Being the most complex of them all, this one uses what's called a G-Buffer to only render what's essential for lighting. This is different for every application, but in this case the G-Buffer contains two images with the following data:
- Diffuse-metallic: This image stores diffuse color data in the first three channels and metalness in the fourth one.
- Normal-roughness: This one stores the world-space normal in the first two channels using spherical coordinates and the roughness value in the third channel. The fourth channel is simply a toggle that defines whether the pixel should be lit or it is unlit (like the background, or an emissive surface).

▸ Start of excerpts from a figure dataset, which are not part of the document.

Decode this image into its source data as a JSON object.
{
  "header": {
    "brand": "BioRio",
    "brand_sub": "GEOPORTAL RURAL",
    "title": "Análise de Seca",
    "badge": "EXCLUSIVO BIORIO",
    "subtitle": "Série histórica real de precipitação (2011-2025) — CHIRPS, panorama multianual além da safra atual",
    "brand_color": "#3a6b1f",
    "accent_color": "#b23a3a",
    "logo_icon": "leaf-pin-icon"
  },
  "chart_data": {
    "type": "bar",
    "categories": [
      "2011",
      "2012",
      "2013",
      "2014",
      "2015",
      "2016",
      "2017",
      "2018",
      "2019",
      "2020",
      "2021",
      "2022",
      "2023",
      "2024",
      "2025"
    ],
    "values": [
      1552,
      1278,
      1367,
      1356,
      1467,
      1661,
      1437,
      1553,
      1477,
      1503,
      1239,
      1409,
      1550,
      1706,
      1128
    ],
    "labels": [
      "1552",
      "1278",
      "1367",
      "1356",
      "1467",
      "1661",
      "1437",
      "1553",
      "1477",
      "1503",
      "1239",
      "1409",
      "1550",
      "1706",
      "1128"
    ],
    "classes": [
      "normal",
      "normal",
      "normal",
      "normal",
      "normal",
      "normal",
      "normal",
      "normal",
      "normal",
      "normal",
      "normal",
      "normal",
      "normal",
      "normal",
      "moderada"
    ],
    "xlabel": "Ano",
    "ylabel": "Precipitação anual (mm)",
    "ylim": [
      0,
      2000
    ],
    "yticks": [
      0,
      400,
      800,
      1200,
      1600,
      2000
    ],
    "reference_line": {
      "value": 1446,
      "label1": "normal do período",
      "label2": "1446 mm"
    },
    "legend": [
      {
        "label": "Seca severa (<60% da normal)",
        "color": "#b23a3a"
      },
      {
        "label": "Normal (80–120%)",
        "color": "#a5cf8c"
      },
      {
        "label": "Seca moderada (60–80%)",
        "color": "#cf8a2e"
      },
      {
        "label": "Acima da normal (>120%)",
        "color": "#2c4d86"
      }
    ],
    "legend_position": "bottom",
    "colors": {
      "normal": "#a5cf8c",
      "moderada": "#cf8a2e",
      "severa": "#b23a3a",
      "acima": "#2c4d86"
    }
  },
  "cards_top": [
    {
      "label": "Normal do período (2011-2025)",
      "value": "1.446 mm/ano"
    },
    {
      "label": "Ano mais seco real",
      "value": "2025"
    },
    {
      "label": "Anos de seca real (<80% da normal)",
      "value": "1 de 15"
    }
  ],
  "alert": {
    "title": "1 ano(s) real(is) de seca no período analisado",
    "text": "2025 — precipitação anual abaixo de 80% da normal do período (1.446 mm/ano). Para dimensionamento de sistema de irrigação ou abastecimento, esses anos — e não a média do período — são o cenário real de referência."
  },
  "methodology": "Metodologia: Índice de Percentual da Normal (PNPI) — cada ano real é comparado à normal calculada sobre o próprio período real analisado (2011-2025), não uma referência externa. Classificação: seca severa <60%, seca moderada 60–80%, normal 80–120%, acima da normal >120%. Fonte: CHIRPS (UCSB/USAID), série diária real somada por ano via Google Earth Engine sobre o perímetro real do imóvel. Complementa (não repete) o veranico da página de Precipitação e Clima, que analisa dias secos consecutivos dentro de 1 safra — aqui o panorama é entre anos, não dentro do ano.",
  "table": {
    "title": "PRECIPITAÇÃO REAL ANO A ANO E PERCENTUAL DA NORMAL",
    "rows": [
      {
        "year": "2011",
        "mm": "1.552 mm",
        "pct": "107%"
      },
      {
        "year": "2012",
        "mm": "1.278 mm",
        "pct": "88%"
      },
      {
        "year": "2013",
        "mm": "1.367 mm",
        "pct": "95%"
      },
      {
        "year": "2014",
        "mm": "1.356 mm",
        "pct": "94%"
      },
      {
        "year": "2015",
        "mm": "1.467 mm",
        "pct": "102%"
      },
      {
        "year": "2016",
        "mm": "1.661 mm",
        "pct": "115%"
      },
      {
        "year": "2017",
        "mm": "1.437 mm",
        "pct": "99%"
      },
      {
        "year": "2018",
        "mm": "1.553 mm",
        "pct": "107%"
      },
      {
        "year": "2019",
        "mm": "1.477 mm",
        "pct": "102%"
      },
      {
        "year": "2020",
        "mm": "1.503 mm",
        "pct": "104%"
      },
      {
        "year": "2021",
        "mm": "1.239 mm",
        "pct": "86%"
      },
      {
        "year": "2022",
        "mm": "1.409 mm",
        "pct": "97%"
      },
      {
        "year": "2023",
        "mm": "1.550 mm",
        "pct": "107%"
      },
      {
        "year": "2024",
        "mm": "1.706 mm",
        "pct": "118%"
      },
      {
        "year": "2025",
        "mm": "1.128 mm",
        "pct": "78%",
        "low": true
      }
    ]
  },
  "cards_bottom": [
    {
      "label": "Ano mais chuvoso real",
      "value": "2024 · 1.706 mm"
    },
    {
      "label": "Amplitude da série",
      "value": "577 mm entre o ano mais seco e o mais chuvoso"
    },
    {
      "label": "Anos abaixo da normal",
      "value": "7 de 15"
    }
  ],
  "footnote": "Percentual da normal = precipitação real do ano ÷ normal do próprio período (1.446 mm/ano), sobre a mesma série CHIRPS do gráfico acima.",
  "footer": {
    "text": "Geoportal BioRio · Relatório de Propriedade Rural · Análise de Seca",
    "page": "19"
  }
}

The geometry pass is what renders to the G-Buffer. A lighting pass then draws a full-screen quad and samples the the G-Buffer images to render a properly lit scene. It uses a shader storage buffer object (SSBO) to read and use an array of lights updated from the CPU. Finally, a post processing pass samples the output from the lighting pass to apply FXAA-like antialiasing, some post processing, and flim, my filmic color transform.
Deferred rendering is most useful when you have a lot of lights, or a lot of overdraw such that the lighting calculations for a pixel get completely discarded as another one is drawn on top of it. None of these are a problem is the extremely simple "scene" in this demo, though.
The 3D model in this demo is from PolyHaven.com.
These demos don't necessarily follow the best practices for making larger applications. There is minimal separation of concerns (everything is forced into a single class), no sampler sharing (every image has its own sampler), and other flaws. These demos are just there to show you how beva itself can be used.